Do mesmo modo que os liberais fracassaram em sua tese de relações do “livre mercado” e da tentativa posterior, no pós-guerra, em querer controlar a “irracionalidade do capital” com as políticas keynesianas, hoje, a burguesia assumiu de vez essa própria irracionalidade sem disfarce, protagonizando esse jogo bruto de como enfrentar a crise sem estabelecer limites ou barreiras para sua reprodução. Estamos diante do conhecido “salve-se quem puder”, pois nada mais é sagrado, intocável, ético ou moral que seja capaz de impedir a marcha da reprodução do capital.

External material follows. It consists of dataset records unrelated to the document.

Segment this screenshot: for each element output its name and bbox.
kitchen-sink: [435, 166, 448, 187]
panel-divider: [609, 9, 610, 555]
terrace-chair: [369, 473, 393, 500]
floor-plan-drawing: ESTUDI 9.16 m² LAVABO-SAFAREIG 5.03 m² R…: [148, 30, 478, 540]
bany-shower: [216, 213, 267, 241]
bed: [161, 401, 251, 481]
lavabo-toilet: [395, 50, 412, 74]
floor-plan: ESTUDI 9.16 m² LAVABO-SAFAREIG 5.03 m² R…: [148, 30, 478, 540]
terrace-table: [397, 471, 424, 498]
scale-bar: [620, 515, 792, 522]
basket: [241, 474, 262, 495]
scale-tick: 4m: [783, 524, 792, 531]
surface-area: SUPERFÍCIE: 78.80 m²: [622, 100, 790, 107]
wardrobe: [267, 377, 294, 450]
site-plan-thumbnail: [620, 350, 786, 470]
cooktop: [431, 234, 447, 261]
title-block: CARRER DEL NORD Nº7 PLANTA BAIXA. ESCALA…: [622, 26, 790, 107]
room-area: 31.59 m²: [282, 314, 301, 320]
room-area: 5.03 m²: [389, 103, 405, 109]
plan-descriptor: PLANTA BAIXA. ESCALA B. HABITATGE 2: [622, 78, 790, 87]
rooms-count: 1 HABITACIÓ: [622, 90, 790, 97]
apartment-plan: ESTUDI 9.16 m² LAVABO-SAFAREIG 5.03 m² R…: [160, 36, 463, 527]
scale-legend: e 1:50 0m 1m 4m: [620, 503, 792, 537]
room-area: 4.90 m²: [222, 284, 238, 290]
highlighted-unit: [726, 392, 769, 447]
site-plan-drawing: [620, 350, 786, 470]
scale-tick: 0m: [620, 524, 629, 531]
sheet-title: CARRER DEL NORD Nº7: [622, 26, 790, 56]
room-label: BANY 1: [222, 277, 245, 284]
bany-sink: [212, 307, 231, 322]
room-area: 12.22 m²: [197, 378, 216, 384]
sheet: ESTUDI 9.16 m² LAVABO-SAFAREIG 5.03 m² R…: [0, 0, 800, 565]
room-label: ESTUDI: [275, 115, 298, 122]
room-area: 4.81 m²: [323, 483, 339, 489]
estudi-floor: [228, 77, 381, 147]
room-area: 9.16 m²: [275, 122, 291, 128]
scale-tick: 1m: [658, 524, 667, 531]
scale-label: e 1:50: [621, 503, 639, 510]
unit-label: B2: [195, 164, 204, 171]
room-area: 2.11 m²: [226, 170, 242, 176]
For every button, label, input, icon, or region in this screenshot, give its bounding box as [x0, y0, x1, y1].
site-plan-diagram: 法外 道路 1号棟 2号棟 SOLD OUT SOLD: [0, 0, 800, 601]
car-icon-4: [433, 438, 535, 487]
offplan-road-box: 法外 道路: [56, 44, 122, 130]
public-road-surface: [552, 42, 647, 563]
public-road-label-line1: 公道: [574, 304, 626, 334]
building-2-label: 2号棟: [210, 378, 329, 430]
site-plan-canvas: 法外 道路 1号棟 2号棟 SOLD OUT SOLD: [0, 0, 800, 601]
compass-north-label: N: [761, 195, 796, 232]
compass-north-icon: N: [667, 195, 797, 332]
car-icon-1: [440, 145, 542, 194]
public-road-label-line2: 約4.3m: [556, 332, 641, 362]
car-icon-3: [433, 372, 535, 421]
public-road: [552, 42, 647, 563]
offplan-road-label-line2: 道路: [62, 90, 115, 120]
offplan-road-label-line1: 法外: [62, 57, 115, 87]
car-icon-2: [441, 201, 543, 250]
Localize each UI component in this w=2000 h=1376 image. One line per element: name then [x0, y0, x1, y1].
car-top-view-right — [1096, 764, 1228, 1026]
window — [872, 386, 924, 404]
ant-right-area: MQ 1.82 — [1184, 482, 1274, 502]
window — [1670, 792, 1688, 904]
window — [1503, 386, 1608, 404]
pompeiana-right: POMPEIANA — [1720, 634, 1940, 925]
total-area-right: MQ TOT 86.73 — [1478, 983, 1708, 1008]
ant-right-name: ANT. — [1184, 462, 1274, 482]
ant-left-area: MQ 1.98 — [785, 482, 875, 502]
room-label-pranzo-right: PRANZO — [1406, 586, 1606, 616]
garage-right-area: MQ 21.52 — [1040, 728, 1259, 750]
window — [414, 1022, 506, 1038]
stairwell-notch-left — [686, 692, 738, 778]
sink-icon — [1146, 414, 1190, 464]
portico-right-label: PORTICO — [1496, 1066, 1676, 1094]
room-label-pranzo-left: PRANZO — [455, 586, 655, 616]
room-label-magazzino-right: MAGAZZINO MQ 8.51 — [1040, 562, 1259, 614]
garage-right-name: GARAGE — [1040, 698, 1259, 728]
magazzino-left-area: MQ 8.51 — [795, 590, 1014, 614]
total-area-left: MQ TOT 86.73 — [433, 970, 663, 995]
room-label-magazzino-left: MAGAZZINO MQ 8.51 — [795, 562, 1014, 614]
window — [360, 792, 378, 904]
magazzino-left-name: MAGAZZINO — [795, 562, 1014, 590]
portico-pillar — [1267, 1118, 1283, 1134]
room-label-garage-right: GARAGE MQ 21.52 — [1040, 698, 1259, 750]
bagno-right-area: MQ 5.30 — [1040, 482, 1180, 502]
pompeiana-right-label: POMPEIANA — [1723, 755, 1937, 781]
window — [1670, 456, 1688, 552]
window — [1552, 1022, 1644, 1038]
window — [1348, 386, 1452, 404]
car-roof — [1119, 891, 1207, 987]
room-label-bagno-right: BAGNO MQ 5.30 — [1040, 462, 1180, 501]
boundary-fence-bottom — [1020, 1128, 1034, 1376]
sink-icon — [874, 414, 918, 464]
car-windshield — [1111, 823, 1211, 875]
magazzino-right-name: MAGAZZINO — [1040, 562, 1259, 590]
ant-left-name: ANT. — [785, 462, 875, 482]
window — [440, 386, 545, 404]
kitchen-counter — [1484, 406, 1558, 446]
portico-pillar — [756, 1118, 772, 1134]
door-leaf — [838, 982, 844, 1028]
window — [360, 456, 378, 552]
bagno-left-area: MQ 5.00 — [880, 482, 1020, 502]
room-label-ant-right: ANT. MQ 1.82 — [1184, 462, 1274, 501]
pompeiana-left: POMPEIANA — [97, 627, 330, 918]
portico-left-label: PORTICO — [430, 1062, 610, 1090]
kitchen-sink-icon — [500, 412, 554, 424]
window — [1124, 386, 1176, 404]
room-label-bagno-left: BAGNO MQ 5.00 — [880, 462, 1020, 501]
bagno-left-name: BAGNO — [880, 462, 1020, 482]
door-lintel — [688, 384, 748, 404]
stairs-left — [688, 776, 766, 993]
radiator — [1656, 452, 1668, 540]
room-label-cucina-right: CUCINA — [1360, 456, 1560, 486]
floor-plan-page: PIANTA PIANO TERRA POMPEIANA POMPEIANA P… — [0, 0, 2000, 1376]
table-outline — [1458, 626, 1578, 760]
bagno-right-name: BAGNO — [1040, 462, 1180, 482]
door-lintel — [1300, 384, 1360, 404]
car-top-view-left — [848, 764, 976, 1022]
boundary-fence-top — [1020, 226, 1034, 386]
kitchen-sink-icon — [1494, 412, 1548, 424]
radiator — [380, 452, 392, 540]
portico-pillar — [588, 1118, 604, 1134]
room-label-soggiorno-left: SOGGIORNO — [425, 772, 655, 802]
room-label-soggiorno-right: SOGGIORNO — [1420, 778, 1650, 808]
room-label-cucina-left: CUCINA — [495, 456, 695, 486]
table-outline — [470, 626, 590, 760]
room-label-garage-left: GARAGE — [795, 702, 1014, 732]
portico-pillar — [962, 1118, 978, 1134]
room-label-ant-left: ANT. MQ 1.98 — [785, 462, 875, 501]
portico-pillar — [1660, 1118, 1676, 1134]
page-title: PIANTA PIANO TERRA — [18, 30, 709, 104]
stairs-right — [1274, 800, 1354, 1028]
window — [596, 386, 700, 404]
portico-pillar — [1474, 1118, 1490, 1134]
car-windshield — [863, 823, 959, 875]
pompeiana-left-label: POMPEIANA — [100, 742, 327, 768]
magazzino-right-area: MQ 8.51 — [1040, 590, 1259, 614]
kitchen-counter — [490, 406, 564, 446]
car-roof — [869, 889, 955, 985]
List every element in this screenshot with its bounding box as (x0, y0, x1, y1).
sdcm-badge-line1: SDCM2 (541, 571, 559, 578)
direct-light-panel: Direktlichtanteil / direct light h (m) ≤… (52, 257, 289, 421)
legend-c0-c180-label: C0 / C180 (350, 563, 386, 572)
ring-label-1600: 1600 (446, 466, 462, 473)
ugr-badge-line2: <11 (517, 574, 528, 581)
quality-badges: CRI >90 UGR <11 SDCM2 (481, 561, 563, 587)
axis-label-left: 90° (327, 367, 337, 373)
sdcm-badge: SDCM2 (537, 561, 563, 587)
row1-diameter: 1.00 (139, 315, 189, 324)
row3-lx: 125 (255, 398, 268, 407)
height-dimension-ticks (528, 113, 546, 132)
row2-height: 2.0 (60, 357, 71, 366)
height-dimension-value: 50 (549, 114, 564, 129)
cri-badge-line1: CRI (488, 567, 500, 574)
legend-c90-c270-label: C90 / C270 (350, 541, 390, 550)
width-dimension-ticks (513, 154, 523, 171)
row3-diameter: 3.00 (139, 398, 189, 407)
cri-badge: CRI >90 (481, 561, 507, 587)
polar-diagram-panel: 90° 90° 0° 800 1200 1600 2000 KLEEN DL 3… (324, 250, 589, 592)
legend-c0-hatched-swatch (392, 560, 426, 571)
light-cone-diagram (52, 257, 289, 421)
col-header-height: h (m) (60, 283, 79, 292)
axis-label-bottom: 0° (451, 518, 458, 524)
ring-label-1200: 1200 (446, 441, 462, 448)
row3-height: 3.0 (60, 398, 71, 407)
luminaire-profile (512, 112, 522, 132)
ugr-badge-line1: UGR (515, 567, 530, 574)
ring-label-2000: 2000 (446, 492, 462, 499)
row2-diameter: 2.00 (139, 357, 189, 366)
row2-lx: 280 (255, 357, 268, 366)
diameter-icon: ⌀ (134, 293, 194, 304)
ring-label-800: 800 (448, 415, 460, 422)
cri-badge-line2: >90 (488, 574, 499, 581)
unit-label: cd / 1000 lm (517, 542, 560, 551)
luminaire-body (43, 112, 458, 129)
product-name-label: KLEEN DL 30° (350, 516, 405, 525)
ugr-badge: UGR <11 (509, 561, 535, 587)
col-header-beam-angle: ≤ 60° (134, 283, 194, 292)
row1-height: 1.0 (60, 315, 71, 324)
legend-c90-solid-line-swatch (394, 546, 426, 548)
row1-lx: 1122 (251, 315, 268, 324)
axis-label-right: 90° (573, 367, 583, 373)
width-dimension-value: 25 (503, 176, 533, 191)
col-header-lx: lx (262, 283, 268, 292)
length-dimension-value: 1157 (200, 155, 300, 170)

Em consequência, o recurso a mentiras, guerras, infâmias, manipulação, fome, assassinatos seletivos dos adversários e inimigos com direito de assistir em tempo real saiu da ficção para o plano “natural”, “normal” e real da percepção da realidade. Do mesmo modo, pode-se também desfazer-se ou esvaziar os poderes – sem o menor escrúpulo – das instituições jurídicas, parlamentares civis do Estado para manter o poder das frações de classe dominante hegemônica e instaurar a ditadura do capital, disfarçada na forma de democracia liberal em crise.

É fato, portanto, que as economias capitalistas, a própria crise do capital e as soluções encontradas através da forma de defesa elaborada, o neoliberalismo, faz com que as contradições se tornem mais violentas, aceleradas e com enormes dificuldades para serem freadas, estabilizadas. Em sendo assim, a crise do capital e suas mazelas sociais passam a ser o próprio modus vivendi da “normalidade” das sociedades capitalistas, institucionalizando estados de emergência e aumentando mecanismos autoritários da vida social e política como formas de evitar realidades cada vez mais convulsivas. Mas, se isso é possível, pelo menos provisoriamente, torna-se insustentável prosseguir indefinidamente com o poder que tem o Estado em criar dinheiro ou deslocar fundos públicos para financiar essas ações de finalidade emergencial.

Pois, como a economia e a sociedade funcionam hoje pelo filtro e critério da rentabilidade e da financeirização de tudo que é produzido ou investido, o Estado – como depende também da valorização do capital – não tem como ignorar essa dinâmica. Nesse sentido, recoloca-se a questão: como será possível produzir nossas vidas e financiar os custos da sociedade sem que não se esteja sufocado pela lógica autofágica da criação do valor que dá razão de ser e existir à ordem social vigente?

Aqui, a palavra continua com os trabalhadores e todos os segmentos sociais oprimidos e que vivem à margem do sistema; esses devem criar as condições para se ver livres dos poderosos mecanismos de dominação que reduzem tudo a riquezas abstratas e fictícias ou mercadoria, que assume formas fetichistas que aliena, corrói o caráter dos indivíduos e obstrui o desenvolvimento da consciência da classe que vive do trabalho e dos oprimidos.

*Eliziário Andrade é professor titular de história na UNEB.

Notas


[i] SMITH, Adam. A Riqueza das Nações. Trad. Luiz João Baraúna, São Paulo: Abril Cultural, 1a ed., 1983.

[ii] HEGEL, Georg Wilhelm Friedrich. Princípios da filosofia do direito. São Paulo: Martins Fontes, 1997.

[iii] Karl, Marx. Crítica da filosofia do direito de Hegel. São Paulo: Boitempo, 2005.

[iv] KANT, Immanuel. Crítica da Razão Prática. Trad. Valério Rohden. São Paulo: Martins Fontes, 2008.

[v] Habermas, Jurgen. Teoria de la acción comunicativa. Madri, Atlea, Taurus, Alfaquara, 1987.

[vi]István, Mészaros. O poder da ideologia. São Paulo, 2004.